Senators issue warning about use of the Patriot Act
WASHINGTON — For more than two years, a handful of Democrats on the Senate intelligence committee have warned that the government is secretly interpreting its surveillance powers under the Patriot Act in a way that would be alarming if the public — or even others in Congress — knew about it.
On Thursday, two of those senators — Ron Wyden of Oregon and Mark Udall of Colorado — went further. They said a top-secret intelligence operation that is based on that secret legal theory is not as crucial to national security as executive branch officials have maintained.
The senators, who also said that Americans would be “stunned” to know what the government thought the Patriot Act allowed it to do, made their remarks in a letter to Attorney General Eric H. Holder Jr. after a Justice Department official last month told a judge that disclosing anything about the program “could be expected to cause exceptionally grave damage to the national security of the United States.”

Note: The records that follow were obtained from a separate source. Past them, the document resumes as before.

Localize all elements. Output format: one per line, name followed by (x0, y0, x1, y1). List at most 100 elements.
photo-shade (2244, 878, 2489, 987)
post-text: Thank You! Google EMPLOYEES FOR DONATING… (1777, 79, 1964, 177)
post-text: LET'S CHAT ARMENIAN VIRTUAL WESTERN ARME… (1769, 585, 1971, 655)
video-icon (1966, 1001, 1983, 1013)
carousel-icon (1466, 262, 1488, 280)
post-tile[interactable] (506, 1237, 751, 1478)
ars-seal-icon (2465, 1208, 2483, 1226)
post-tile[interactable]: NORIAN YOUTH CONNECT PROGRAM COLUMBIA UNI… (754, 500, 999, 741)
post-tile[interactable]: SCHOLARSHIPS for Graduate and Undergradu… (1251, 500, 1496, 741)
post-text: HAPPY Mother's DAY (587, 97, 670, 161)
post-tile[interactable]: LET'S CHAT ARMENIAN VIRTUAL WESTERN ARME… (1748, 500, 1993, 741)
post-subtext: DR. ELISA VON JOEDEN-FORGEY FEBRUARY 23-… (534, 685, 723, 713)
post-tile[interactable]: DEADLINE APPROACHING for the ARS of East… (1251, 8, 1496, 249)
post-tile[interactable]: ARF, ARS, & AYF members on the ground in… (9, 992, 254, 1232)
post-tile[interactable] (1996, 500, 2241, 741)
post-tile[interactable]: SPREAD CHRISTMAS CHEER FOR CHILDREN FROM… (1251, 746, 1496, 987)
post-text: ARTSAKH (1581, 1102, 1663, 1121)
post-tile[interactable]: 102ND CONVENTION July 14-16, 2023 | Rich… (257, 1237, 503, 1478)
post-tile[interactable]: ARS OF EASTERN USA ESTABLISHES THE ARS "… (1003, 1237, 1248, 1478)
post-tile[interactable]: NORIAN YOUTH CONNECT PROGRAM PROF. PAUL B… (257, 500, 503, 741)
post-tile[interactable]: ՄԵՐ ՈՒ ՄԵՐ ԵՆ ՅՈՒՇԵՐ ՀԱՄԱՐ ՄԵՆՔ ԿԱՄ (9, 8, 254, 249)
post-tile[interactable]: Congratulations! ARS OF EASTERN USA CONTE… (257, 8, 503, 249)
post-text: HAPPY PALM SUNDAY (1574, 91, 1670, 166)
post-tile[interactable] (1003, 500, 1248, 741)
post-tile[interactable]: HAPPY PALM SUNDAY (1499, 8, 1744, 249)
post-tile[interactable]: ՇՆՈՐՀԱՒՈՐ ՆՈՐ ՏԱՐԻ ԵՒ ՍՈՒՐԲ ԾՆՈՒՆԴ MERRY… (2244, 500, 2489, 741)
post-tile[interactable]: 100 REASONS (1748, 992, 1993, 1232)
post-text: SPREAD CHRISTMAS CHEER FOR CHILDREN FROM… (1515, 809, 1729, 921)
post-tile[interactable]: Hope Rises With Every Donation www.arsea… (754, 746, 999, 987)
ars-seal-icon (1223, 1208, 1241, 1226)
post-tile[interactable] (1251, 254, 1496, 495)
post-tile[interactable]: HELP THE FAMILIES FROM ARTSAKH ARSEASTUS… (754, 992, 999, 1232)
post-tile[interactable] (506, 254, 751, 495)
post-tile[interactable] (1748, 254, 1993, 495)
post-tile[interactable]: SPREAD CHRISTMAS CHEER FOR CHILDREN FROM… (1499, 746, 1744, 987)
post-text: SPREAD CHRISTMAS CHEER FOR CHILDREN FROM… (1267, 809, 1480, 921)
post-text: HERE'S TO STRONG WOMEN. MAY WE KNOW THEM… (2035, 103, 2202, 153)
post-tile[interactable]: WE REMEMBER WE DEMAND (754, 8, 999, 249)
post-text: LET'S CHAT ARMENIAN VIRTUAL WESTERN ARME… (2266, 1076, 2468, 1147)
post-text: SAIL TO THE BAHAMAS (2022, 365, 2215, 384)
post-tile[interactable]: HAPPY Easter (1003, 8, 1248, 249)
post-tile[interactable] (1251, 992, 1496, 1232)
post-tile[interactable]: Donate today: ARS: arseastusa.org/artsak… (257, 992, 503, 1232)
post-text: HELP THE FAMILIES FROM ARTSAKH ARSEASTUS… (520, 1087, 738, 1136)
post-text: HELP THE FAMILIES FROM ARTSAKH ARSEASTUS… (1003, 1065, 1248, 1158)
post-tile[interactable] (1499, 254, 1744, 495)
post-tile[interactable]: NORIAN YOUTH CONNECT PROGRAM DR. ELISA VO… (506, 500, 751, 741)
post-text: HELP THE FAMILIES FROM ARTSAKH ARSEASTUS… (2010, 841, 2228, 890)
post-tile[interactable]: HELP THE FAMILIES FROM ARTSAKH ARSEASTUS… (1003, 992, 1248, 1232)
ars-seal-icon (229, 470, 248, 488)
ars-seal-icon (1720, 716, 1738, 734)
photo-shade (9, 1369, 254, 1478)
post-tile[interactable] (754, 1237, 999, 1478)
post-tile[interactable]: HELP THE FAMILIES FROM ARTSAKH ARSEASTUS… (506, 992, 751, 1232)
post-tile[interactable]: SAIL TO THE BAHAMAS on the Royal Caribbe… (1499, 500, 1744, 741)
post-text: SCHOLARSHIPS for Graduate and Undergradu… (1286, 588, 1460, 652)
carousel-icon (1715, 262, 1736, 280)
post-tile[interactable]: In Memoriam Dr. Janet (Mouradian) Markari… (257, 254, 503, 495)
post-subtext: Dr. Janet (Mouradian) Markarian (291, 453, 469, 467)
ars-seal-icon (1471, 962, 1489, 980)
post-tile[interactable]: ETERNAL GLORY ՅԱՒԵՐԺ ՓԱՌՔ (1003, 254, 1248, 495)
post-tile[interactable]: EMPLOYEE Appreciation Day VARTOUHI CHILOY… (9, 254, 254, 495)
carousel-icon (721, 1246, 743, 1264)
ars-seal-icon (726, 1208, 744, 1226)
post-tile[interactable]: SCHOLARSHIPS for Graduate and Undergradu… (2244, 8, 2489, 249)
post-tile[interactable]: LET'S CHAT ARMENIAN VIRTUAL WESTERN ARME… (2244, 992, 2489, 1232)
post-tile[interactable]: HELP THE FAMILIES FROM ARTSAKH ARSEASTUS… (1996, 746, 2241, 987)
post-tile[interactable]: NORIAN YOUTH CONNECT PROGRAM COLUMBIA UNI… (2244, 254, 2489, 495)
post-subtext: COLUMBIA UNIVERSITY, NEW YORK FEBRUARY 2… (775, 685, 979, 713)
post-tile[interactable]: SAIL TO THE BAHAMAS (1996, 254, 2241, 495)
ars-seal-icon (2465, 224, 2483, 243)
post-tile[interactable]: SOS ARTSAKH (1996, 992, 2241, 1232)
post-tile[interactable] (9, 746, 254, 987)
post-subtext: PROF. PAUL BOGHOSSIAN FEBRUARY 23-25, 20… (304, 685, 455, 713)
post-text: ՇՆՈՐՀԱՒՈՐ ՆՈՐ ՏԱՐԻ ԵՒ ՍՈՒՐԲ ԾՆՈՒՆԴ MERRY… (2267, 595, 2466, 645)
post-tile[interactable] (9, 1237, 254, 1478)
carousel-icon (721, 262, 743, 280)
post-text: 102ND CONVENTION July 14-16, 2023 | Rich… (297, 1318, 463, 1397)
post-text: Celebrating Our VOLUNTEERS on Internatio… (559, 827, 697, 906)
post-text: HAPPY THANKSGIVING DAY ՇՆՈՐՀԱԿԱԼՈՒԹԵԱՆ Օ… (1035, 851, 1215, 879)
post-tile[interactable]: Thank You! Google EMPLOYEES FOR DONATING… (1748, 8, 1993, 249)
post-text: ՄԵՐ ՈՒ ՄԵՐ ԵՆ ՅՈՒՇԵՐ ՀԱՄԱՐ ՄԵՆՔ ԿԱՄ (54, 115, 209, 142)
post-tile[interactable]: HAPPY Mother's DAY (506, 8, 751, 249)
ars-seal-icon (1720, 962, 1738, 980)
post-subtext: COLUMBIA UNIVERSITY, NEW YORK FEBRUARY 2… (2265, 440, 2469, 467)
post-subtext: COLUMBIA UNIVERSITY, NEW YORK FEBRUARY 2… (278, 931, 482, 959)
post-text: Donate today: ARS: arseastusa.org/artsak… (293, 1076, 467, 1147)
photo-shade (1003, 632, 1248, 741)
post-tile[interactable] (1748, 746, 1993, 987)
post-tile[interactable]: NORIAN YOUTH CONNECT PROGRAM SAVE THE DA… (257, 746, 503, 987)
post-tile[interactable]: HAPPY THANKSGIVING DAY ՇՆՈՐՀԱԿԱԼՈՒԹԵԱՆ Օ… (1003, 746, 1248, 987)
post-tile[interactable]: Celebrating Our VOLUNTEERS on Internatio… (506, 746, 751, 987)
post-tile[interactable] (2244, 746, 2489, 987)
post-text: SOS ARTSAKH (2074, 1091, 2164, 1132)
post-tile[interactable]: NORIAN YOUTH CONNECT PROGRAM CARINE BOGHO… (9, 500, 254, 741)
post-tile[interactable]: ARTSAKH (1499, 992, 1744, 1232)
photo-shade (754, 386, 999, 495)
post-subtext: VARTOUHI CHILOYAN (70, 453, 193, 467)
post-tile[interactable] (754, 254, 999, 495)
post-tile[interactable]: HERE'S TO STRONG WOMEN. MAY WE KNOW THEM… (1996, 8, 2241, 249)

The Justice Department has argued that disclosing information about its interpretation of the Patriot Act could alert adversaries to how the government collects certain intelligence. It is seeking the dismissal of two Freedom of Information Act lawsuits — by The New York Times and by the American Civil Liberties Union — related to how the Patriot Act has been interpreted.
The senators wrote that it was appropriate to keep specific operations secret. But, they said, the government in a democracy must act within publicly understood law so that voters “can ratify or reject decisions made on their behalf” — even if that “obligation to be transparent with the public” creates other challenges.
“We would also note that in recent months we have grown increasingly skeptical about the actual value of the ‘intelligence collection operation,”’ they added. “This has come as a surprise to us, as we were initially inclined to take the executive branch’s assertions about the importance of this ‘operation’ at face value.”
The dispute centers on what the government thinks it is allowed to do under Section 215 of the Patriot Act, under which agents may obtain a secret order from the Foreign Intelligence Surveillance Court allowing them to get access to any “tangible things” — like business records — that are deemed “relevant” to a terrorism or espionage investigation.
There appear to be both an ordinary use for Section 215 orders — akin to using a grand jury subpoena to get specific information in a traditional criminal investigation — and a separate, classified intelligence collection activity that also relies upon them.
The interpretation of Section 215 that authorizes this secret surveillance operation is apparently not obvious from a plain text reading of the provision and was developed through a series of classified rulings by the Foreign Intelligence Surveillance Court.